A certain irritation, something that makes us look twice. A message beyond of what is obvious on first sight. Something waiting there, to be discovered. A story to be imagined, to wonder or to muse about.

That's what I called "the inner quality of their being unique" when I spoke about the black and white pictures above. What you see first in one of them, are just two soldiers shaking hands. Then you look at their uniforms: A German and a French soldier. And you get aware of the fact that this picture had been taken in a time when Germany and France were bitter ennemies, probably just before World War One.
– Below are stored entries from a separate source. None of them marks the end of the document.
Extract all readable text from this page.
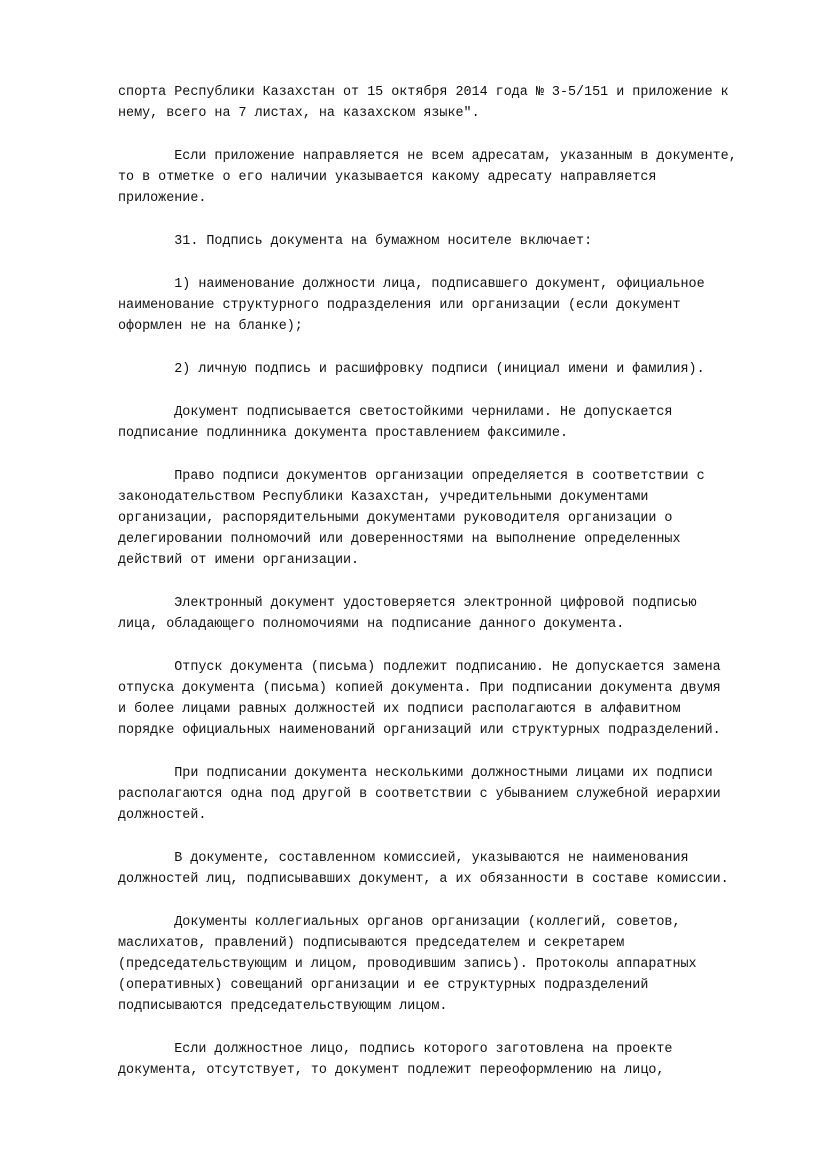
спорта Республики Казахстан от 15 октября 2014 года № 3-5/151 и приложение к
нему, всего на 7 листах, на казахском языке".

Если приложение направляется не всем адресатам, указанным в документе,
то в отметке о его наличии указывается какому адресату направляется
приложение.

31. Подпись документа на бумажном носителе включает:

1) наименование должности лица, подписавшего документ, официальное
наименование структурного подразделения или организации (если документ
оформлен не на бланке);

2) личную подпись и расшифровку подписи (инициал имени и фамилия).

Документ подписывается светостойкими чернилами. Не допускается
подписание подлинника документа проставлением факсимиле.

Право подписи документов организации определяется в соответствии с
законодательством Республики Казахстан, учредительными документами
организации, распорядительными документами руководителя организации о
делегировании полномочий или доверенностями на выполнение определенных
действий от имени организации.

Электронный документ удостоверяется электронной цифровой подписью
лица, обладающего полномочиями на подписание данного документа.

Отпуск документа (письма) подлежит подписанию. Не допускается замена
отпуска документа (письма) копией документа. При подписании документа двумя
и более лицами равных должностей их подписи располагаются в алфавитном
порядке официальных наименований организаций или структурных подразделений.

При подписании документа несколькими должностными лицами их подписи
располагаются одна под другой в соответствии с убыванием служебной иерархии
должностей.

В документе, составленном комиссией, указываются не наименования
должностей лиц, подписывавших документ, а их обязанности в составе комиссии.

Документы коллегиальных органов организации (коллегий, советов,
маслихатов, правлений) подписываются председателем и секретарем
(председательствующим и лицом, проводившим запись). Протоколы аппаратных
(оперативных) совещаний организации и ее структурных подразделений
подписываются председательствующим лицом.

Если должностное лицо, подпись которого заготовлена на проекте
документа, отсутствует, то документ подлежит переоформлению на лицо,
The same two soldiers, had they met in war, would have been obliged to kill each other for the Glory of their Fatherlands.
It does not always take such a dramatic story to make a picture unique. The second picture shows a girl of around ten, apparently looking out of a window. But, looking twice, there is this side glance to the photographer, and the seriousness of her expression. A child, yes, but in a moment of communication to the adult world. A child with an almost adult self awareness, wearing that silk scarf as naturally as a young woman. Was the photographer her father? What were the questions in her glance? About what, and to whom? And what will the answers be, when she is growing up to be the woman she already looks to be in this moment, at ten.

Too many pictures, I stated in the title. And only a few, always, are unique, my statement in this text. Maybe this is worth to be kept in mind, when we fill the hard disks of our computers with thousands of digital photographs, just because "they eat no hay" as one says in German. They don't, but too many of them "don't feed the soul" either, I would say, if the reader allows me to overstretch the metaphor a little.